AI Summary and Description: Yes
Summary: The text discusses Google Distributed Cloud (GDC) and its capabilities in supporting organizations’ needs for AI and data-intensive workloads while addressing challenges related to data sovereignty and compliance. GDC features AI-optimized infrastructure that enables on-premises deployment of generative AI solutions, enhancing data processing and natural language search capabilities.
Detailed Description:
The text presents an overview of Google Distributed Cloud (GDC) and its innovations in the realm of generative AI and data handling. Several key points highlight the advancements and relevance of GDC for organizations looking to leverage AI in a compliant and efficient manner:
– **Generative AI Trends**: Organizations are increasingly using generative AI to analyze data, boost productivity, and develop new applications. However, challenges such as data sovereignty and regulatory compliance can hinder full utilization of these advantages.
– **Google Distributed Cloud (GDC)**:
– GDC delivers Google’s AI services across various environments, whether on-premises or at the edge.
– It is tailored for AI and data-intensive workloads and is characterized by its fully managed hardware and software solutions.
– **Innovative Infrastructure**:
– GDC features new AI-optimized servers powered by NVIDIA H100 Tensor Core GPUs and advanced Intel Xeon processors.
– Supports large language models (LLMs) with up to 100 billion parameters and efficient resource management through GPU-optimized architectures.

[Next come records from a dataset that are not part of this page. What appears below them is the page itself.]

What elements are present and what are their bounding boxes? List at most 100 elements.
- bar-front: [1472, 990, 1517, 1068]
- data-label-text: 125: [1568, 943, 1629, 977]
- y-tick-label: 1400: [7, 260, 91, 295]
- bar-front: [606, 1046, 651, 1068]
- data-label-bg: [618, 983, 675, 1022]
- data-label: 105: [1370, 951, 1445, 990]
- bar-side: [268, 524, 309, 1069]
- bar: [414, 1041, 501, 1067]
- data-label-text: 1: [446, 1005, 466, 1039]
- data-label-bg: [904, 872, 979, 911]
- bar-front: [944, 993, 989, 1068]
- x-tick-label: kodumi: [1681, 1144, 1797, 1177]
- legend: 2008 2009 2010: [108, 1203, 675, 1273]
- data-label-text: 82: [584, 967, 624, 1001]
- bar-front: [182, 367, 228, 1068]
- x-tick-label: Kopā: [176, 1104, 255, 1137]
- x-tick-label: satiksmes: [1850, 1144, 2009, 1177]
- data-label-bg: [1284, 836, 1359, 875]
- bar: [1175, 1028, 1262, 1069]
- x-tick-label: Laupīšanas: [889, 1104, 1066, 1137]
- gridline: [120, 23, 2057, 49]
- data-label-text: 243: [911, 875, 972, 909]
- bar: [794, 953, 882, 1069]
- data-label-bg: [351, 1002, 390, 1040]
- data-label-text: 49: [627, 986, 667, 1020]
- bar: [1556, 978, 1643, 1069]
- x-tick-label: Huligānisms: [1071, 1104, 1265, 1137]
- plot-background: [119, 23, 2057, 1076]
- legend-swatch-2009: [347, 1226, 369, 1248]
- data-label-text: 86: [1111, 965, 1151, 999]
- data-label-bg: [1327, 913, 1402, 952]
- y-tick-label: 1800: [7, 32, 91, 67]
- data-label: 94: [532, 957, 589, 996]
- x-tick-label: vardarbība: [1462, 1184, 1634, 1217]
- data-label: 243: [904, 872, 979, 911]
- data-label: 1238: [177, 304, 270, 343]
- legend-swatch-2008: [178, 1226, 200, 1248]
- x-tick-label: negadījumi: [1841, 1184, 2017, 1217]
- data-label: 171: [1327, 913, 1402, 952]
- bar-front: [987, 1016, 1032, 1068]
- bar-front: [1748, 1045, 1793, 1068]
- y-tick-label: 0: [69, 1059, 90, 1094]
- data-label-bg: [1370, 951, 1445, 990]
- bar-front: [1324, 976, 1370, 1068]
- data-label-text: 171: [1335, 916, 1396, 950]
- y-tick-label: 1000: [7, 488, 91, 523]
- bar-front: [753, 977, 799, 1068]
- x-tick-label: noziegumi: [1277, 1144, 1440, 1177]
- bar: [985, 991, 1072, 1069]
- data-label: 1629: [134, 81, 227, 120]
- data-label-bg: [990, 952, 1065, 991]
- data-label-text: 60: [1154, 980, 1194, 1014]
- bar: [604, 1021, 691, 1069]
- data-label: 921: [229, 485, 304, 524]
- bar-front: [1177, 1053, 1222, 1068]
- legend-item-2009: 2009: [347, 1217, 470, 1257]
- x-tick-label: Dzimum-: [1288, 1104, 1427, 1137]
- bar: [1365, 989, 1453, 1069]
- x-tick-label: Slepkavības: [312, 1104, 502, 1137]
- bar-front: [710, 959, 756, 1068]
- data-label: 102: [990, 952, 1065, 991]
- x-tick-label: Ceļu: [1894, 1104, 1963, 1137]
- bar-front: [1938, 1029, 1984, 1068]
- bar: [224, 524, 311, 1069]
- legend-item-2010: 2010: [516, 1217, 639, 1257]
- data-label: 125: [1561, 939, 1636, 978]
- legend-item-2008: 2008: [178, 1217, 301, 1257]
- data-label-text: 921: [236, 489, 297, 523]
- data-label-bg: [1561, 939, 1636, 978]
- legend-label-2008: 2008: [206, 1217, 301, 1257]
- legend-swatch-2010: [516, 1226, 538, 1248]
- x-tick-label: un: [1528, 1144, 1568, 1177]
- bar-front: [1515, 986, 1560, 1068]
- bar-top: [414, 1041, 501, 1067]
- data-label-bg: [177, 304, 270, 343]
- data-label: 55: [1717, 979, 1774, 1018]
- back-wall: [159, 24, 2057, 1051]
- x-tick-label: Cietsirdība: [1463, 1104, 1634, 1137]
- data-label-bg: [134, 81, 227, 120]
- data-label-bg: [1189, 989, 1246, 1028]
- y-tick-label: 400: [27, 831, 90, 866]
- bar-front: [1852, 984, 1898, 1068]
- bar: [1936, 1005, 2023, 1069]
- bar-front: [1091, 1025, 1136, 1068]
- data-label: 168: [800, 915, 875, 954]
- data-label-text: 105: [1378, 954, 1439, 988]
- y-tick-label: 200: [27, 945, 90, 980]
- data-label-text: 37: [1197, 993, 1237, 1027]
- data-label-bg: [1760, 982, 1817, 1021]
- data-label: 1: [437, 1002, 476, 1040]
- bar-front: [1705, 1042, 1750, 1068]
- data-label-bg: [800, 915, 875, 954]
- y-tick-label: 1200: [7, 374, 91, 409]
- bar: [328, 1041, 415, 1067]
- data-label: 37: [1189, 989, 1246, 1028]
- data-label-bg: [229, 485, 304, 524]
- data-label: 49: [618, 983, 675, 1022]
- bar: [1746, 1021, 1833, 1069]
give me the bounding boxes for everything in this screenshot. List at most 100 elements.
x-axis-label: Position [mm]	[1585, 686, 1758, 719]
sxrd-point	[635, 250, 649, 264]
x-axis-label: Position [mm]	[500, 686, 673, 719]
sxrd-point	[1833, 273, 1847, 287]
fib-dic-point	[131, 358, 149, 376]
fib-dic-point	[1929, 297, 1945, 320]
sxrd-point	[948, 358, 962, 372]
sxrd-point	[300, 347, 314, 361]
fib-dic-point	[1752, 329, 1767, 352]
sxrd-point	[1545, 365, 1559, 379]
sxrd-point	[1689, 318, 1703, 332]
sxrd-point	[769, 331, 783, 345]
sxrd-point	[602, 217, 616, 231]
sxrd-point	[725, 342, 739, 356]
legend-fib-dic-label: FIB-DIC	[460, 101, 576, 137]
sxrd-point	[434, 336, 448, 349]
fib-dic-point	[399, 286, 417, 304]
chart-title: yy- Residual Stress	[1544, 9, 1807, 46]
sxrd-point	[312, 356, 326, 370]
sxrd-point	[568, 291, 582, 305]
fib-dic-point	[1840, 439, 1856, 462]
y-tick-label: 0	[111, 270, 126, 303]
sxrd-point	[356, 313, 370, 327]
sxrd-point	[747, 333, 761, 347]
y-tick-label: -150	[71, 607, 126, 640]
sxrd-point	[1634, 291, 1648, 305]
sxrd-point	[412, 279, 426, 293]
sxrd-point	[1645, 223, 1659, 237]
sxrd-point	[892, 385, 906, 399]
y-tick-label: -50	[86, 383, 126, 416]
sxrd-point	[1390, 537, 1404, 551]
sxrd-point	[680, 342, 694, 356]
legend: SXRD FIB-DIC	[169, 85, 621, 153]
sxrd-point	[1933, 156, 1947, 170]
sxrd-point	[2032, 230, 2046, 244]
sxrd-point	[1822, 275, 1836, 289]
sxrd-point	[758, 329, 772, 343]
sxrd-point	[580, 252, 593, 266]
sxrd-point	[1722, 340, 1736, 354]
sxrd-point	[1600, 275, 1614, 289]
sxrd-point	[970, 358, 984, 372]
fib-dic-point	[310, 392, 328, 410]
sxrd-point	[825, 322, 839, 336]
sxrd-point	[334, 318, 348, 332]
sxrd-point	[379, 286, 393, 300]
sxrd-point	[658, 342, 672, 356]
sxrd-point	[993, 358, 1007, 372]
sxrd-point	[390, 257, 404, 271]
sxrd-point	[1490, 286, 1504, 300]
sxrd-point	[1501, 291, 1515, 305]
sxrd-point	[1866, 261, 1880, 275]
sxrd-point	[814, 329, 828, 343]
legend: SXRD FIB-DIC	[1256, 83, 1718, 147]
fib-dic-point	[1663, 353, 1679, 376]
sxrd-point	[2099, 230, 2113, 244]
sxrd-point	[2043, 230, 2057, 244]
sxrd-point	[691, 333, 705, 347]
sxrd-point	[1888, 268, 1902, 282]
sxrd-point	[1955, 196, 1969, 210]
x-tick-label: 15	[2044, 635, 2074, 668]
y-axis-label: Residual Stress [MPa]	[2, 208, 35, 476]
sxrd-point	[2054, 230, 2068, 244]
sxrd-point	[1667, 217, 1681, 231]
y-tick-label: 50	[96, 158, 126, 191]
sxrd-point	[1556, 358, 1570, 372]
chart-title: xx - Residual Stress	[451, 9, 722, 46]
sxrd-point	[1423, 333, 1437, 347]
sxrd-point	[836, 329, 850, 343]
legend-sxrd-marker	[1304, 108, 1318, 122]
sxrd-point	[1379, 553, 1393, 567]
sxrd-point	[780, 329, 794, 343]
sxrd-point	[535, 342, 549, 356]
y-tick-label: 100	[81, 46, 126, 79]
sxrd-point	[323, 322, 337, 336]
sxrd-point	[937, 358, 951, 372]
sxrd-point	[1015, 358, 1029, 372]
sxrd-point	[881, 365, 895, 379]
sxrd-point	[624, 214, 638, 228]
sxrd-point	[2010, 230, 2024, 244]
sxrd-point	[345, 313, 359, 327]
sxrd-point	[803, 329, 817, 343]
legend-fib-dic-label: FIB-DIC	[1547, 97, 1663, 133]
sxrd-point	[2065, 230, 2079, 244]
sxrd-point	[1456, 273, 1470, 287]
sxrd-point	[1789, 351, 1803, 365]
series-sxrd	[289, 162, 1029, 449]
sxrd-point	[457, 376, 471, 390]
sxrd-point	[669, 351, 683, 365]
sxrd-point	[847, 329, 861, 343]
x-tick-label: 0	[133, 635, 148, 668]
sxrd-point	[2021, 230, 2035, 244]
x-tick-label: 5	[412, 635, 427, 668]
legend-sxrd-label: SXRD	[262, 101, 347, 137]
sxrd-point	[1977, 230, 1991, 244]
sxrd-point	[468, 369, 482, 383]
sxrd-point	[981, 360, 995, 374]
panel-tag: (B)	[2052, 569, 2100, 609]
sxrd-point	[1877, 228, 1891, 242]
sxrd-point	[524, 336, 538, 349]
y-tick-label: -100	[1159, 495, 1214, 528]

– **Data Management and Compliance**:
– The GDC solution allows businesses to keep sensitive data on-premises and fulfill data sovereignty requirements.
– The conversational search solution based on the Gemma 2 LLM helps organizations efficiently manage and retrieve information while ensuring compliance.
– **Enhanced Search Capabilities**:
– The integration of RAG architecture enables the enhancement of search queries with relevant on-prem data.
– Out-of-box integrations include APIs for translation, speech-to-text, and optical character recognition to accommodate multimodal and multilingual data queries.
– **Customization Options**:
– GDC’s open cloud approach allows organizations to customize their deployments and integrate various databases or models as needed.
– **Invitation for Engagement**:
– Organizations are encouraged to explore the GDC gen AI search solution and experience its capabilities first-hand by contacting their Google account representative.
The content is highly pertinent to professionals in AI, cloud computing, and infrastructure security domains, particularly those focusing on implementing compliant and innovative AI solutions that respect data sovereignty. It underscores the balance between leveraging advanced AI technologies while adhering to crucial regulatory frameworks and enhancing organizational efficiency.